L’honorable M. de Theux est mal informé en ce qu’il dit qu’il n’est rien resté de cet argent au séminaire de Liége, car il n’y a pas très longtemps qu’il a fait l’acquisition de bâtiments qu’il a affectés aux missionnaires avec une légère partie de la succession du chanoine Boucqueau. Je pense qu’il aurait mieux agi dans ses intérêts en faisant cette acquisition, au profit du petit séminaire, qui aurait été ainsi sous les yeux de son chef.

M. Scheyven, rapporteur – Dans la séance de samedi dernier, l’honorable M. Verhaegen a fait la proposition d’ajourner la question du subside pour le petit séminaire de Saint-Trond jusqu’à la discussion du projet de loi sur les indemnités.

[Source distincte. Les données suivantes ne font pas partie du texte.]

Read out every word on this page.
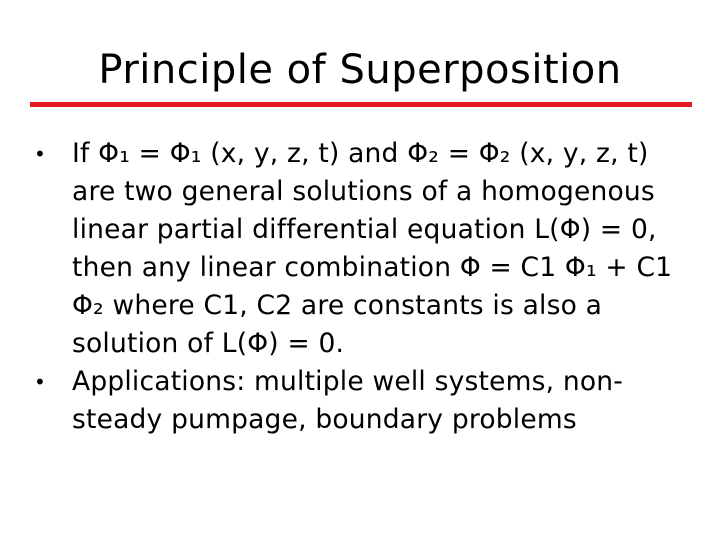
Principle of Superposition
• If Φ₁ = Φ₁ (x, y, z, t) and Φ₂ = Φ₂ (x, y, z, t) are two general solutions of a homogenous linear partial differential equation L(Φ) = 0, then any linear combination Φ = C1 Φ₁ + C1 Φ₂ where C1, C2 are constants is also a solution of L(Φ) = 0.
• Applications: multiple well systems, non-steady pumpage, boundary problems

Déjà lors de la discussion du projet de loi relatif au premier subside, une semblable proposition avait été faite et la chambre, à une forte majorité, l’avait rejetée ; nous ne devions donc pas nous attendre à la voir reproduire de nouveau, parce que, d’après nous, il y avait chose jugée. La section centrale avait cru qu’il ne pouvait plus être question que du quantum du montant du subside qu’il conviendrait d’allouer ; mais comme la proposition est faite, et qu’un de nos honorables collègues avait déjà, dans la discussion générale, émis une opinion dans le même sens, je dirai quelques mots pour prouver l’inadmissibilité de la proposition, et je tâcherai, après, de justifier l’opinion de la majorité de la section centrale, qui s’est prononcée pour le subside pétitionné.

Je vous prie, messieurs, de ne pas vous méprendre sur l’opinion de l'honorable M. Verhaegen. Vous pourriez croire que si vous reveniez de votre décision précédente, et si vous renvoyiez cette question à la discussion de la loi des indemnités que l’honorable membre, alors même qu’on accorderait des indemnités aux victimes des événements politiques, serait disposé à allouer un subside ou une indemnité à l’administration du grand séminaire de Liége pour la perte du petit séminaire de Rolduc, perte qui est le résultat du traité du 19 avril ; eh bien, messieurs, il n’en est rien, et je le prouve. Dans une des séances précédentes, notre honorable collègue M. Dubus qui a présidé la section centrale, vous a entretenus de deux propositions que l’honorable M. Verhaegen avait faites à la section centrale ; l’une, ainsi que vous le savez, était relative au subside actuellement en discussion ; il vous a mis sous les yeux les deux fragments de papier contenant ces propositions écrites de la main de leur auteur. Celle concernant ce subside était ainsi conçue :

« Je demande que cet article fasse l’objet d’un projet de loi spécial. Dans tous les cas je demande le rejet de la somme de 100,000 francs portée pour le petit séminaire de Saint-Trond. » Ainsi donc quelle que soit la décision que vous preniez, que vous renvoyez la proposition à la discussion du projet de loi sur les indemnités, ou que vous votiez actuellement, l’honorable membre vous le dit d’avance, il votera contre le subside. « Dans tous les cas », dit-il, il allouerait des sommes pour indemniser ceux qui ont essuyé des pertes par le fait de la révolution ou de la guerre, car il s’en est bien formellement exprimé dans plusieurs circonstances. Mais il n’accorderait rien pour indemniser l’administration du séminaire de Liége, pour le tort que le traité lui a causé et qui, cependant, constitue une obligation plus forte que celle résultant des événements de la révolution ou de la guerre, comme je tâcherai de l’établir.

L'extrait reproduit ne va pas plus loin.